FERC Order, Stimulus Funding

Storage received a boost from the Federal Energy Regulatory Commission in July with Order 755, which requires PJM and other transmission providers to consider speed and accuracy in acquiring regulation resources. (See FERC Rule Boosts Storage, Renewables.)

Storage also was a prime beneficiary of federal stimulus money under the 2009 American Recovery and Reinvestment Act (ARRA). About $185 million in ARRA funds leveraged $585 million from industry for 16 energy storage projects, not including eight smart grid projects with storage. The goal of the federal spending is to demonstrate the technologies’ technical feasibility, document costs, stimulate regulatory changes and generate follow-on projects. Four of the 16 projects have been completed to date.

Proposed Legislation

To provide additional incentives, Sen. Ron Wyden (D-OR), chairman of Senate Energy and Natural Resources Committee, and Sen. Susan Collins (R-ME) reintroduced legislation in May to create an investment tax credit for energy storage.

California Storage Mandate

With or without federal incentives, a lot more storage will be added over the next few years.
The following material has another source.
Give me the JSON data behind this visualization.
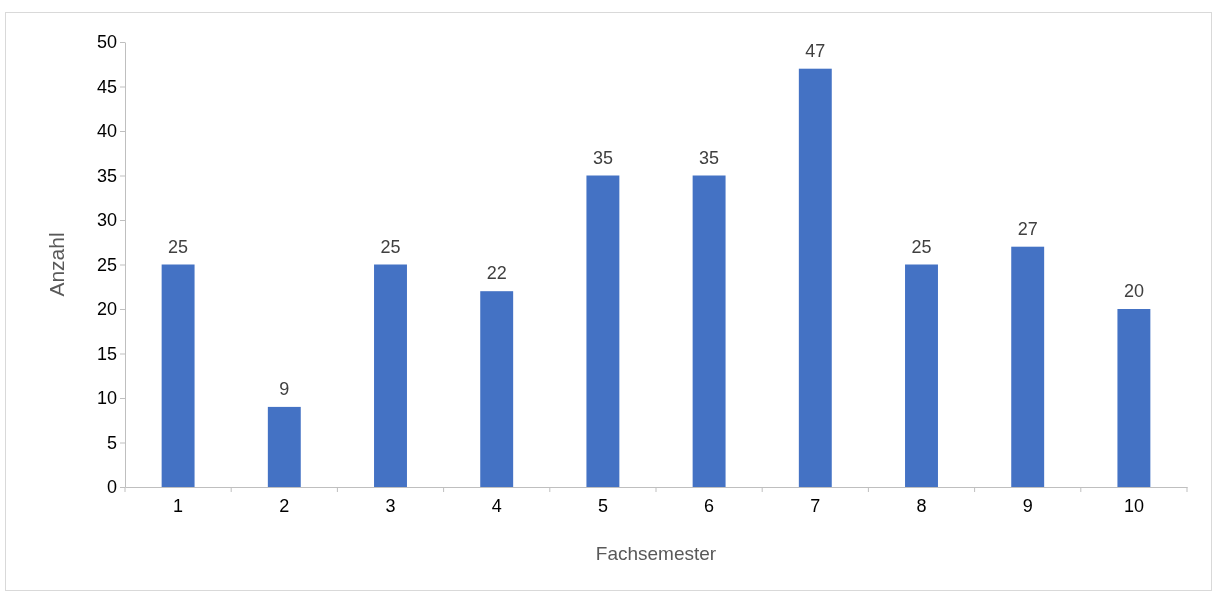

On Sept. 3, the California Public Utilities Commission issued a proposed order requiring the California grid to obtain 1.3 GW of storage by 2020, a target that will require utilities to increase their storage by 30% annually.

The order was prompted by Assembly Bill 2514, which barred pump storage projects larger than 50 MW from eligibility in order to enable a “market transformation” for new technologies.

The order would prohibit utilities from owning more than 50% of the storage resources to be procured across the three “grid domains” of transmission, distribution, and customer-located storage.

To address utilities’ concerns that the 2020 goal is too ambitious, it would allow utilities to defer up to 80% of their targets if they can show they can’t procure enough “viable projects to meet the targets.”

EPRI’s Kamath said California’s mandate could do for storage what Germany’s world-leading commitment to solar power did to reduce solar’s “soft” costs, including permitting, inspection, interconnection, financing and customer acquisition.

“It’s going to have effects all across the industry,” said Klamath.